Using data from nearly one-fifth of all U.S. hospital admissions, the researchers have made considerable progress toward the objectives of clarifying the ways in which SAH takes place, defining its risk factors and outcomes, as well as understanding the prevalence of SAH in pregnant women.
Highlights from the Study:
- Prior investigations on pregnancy-related SHA either did not observe risks linked specifically with pregnancy, or differentiate between aneurysmal or non-aneurysmal SHA. In this study, the researchers found that in pregnant women, aneurysms are the cause of SAH less frequently than in non-pregnant women. This finding highlights the need for investigators to differentiate between aneurysmal and non-aneurysmal cause of SAH. Non-aneurysmal SAH is known to be connected with a better prognosis compared with aneurysmal SAH.
- The researchers found that hypertensive disease increased the risk of SHA by seven times, and were found in 40% of SAH cases. According to Dr. Bateman, this finding underlines the need for appropriate blood pressure control in vulnerable pregnant patients.

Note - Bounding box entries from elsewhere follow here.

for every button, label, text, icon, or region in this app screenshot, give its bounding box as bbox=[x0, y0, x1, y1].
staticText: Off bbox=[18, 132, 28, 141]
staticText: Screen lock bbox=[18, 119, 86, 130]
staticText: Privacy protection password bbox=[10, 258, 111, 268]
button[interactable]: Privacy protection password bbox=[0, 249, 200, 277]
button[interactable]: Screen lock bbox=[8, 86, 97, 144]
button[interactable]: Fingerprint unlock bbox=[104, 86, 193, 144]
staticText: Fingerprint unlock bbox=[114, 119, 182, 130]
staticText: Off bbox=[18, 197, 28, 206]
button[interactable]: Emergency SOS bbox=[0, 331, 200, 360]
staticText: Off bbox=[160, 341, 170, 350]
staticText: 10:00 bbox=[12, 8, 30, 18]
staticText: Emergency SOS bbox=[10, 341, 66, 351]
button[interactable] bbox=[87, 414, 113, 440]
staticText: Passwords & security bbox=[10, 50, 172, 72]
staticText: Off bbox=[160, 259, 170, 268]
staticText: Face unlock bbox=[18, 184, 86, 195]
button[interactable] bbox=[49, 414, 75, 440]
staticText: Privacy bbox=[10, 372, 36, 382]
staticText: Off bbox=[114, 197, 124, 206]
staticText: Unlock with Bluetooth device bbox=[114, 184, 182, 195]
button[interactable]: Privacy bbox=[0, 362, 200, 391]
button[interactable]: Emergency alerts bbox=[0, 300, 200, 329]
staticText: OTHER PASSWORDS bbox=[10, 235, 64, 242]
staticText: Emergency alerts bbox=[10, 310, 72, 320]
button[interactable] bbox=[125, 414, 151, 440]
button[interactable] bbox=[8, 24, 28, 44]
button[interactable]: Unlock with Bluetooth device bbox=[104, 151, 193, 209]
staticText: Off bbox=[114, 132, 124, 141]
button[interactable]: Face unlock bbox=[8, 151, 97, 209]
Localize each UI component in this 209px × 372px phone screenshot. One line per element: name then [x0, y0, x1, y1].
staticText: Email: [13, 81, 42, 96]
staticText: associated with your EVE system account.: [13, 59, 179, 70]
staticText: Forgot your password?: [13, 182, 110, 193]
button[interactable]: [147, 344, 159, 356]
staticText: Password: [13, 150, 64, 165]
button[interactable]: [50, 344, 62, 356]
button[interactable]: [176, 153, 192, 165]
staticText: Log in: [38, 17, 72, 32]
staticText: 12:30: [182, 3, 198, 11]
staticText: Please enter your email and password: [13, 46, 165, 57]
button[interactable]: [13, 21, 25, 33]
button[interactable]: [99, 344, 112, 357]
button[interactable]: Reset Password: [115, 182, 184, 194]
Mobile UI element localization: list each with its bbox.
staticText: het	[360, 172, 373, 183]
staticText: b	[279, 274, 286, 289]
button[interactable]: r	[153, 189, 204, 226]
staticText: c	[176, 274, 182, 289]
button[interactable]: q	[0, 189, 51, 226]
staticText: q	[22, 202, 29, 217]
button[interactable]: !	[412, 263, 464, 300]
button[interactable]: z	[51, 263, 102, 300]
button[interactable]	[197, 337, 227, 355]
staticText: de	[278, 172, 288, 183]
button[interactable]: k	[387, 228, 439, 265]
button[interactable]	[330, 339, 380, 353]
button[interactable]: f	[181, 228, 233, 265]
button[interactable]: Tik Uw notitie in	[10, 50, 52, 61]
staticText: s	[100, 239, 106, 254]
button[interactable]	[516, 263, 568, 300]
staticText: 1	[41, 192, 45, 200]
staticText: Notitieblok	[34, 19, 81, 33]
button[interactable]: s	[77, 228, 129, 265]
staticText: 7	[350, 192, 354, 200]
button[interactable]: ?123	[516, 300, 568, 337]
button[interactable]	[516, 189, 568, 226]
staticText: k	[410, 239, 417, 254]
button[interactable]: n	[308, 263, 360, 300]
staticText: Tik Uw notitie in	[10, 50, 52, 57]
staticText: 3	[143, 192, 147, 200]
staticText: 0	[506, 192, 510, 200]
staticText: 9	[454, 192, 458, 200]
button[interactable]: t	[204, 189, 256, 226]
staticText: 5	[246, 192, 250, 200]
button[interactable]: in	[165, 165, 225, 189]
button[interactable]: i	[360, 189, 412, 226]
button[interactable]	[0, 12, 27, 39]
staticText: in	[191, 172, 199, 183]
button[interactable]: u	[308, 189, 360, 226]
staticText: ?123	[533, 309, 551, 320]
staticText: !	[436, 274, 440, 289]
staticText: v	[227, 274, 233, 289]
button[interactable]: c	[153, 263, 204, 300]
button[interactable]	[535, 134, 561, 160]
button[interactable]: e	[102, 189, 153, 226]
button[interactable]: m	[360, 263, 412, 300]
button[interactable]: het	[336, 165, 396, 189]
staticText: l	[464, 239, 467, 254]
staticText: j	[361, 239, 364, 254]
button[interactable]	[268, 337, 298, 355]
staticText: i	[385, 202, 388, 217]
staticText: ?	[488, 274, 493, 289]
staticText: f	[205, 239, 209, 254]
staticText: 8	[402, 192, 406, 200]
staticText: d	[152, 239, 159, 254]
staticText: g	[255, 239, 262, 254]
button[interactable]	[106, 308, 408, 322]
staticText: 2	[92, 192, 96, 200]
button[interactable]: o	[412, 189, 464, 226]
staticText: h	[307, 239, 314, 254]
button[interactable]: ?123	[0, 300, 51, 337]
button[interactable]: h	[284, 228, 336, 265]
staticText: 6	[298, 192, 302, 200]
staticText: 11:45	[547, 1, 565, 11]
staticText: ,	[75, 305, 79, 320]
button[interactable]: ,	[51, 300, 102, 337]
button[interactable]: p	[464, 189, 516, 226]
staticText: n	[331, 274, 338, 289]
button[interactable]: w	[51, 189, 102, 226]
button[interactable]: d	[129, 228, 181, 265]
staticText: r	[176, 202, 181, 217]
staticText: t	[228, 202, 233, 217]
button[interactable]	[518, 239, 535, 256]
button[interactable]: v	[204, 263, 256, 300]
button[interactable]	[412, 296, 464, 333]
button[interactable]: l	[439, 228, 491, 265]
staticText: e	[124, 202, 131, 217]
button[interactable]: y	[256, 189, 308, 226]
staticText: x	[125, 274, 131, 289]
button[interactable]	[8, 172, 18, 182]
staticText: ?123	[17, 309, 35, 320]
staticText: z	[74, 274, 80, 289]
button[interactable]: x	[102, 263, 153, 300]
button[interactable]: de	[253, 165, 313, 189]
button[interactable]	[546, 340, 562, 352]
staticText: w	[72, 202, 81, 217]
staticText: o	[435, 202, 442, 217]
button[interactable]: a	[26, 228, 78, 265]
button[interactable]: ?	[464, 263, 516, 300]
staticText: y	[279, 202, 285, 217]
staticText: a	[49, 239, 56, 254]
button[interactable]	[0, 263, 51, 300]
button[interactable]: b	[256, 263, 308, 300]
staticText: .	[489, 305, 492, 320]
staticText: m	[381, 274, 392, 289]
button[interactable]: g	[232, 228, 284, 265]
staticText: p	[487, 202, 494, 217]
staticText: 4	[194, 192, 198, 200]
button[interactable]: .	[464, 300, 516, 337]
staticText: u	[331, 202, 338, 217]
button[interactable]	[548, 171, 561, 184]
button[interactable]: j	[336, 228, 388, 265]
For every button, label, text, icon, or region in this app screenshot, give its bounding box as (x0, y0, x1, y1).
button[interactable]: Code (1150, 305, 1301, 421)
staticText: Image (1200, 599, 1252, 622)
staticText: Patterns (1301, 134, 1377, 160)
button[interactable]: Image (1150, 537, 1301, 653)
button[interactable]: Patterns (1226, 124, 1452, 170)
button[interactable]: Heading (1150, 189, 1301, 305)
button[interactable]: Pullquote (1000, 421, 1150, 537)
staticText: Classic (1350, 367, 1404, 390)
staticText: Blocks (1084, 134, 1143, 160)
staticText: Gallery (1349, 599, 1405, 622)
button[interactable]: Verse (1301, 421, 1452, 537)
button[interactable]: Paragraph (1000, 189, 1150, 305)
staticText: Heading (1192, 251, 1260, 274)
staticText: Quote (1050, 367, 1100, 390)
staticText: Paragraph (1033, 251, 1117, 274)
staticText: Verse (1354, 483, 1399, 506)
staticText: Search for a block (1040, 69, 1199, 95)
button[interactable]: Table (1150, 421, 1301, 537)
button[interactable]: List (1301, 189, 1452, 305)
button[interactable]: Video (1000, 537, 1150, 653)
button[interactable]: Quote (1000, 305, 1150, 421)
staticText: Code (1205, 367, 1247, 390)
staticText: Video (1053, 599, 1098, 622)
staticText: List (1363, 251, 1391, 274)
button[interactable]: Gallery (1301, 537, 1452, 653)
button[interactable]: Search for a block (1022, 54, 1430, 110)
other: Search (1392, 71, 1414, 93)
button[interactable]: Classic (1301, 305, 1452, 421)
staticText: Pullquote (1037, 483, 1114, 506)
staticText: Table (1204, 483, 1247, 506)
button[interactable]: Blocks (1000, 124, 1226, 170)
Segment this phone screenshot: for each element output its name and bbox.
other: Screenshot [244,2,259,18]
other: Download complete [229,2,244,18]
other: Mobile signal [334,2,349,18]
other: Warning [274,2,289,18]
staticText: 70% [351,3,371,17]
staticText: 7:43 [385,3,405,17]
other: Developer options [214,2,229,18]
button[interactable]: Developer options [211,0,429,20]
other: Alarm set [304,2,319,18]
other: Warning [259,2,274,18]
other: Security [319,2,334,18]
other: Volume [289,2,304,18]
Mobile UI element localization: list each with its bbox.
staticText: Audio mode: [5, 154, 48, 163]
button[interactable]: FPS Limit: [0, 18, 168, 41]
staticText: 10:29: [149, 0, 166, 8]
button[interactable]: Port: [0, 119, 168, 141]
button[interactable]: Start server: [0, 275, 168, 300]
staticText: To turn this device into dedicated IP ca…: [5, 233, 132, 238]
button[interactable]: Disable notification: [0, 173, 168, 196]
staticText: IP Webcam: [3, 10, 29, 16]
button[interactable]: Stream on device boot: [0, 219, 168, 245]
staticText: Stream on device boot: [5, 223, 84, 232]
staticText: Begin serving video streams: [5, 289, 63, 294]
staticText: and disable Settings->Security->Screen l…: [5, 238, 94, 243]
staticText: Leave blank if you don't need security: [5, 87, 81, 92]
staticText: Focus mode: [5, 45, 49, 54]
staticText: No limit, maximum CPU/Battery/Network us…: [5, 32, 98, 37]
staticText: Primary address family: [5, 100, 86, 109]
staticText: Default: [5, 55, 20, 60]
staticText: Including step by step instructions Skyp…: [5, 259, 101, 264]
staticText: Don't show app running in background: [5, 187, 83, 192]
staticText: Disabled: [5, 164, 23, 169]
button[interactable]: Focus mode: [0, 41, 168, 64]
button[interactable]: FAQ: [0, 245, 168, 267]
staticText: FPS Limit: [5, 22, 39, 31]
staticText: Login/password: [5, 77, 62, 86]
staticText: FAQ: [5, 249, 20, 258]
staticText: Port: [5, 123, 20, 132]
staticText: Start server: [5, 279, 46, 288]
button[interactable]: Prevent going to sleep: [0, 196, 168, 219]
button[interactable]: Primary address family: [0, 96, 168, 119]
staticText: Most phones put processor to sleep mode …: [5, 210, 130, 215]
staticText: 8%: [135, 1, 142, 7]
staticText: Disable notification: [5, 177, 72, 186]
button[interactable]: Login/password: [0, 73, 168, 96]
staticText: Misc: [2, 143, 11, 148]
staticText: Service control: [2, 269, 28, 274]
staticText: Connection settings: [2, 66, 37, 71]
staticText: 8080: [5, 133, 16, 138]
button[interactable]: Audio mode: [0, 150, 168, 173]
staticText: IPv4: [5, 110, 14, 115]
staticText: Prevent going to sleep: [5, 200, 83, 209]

- Alcohol, tobacco, and drug abuse were the leading potentially modifiable risk factors linked to SHA.
- Age increased the incidence of SHA. The incident rate for women aged 25 or younger was 3.6 per 100,000 deliveries, while for those aged between 35-44 years the incident rate increased to 11.3 per 100,000 deliveries.
- Pregnant African American women were 3.3 times and Hispanics 1.4 times more likely to experience SAH than Caucasians, although the factors that caused this disparity are unclear.
Dr. Bateman, said:
“Understanding the risk factors that predispose pregnant patients to SAH, the clinical presentation, and the distinction from more benign forms of headache may help clinicians identify these patients so that appropriate work-up and therapy can be performed.”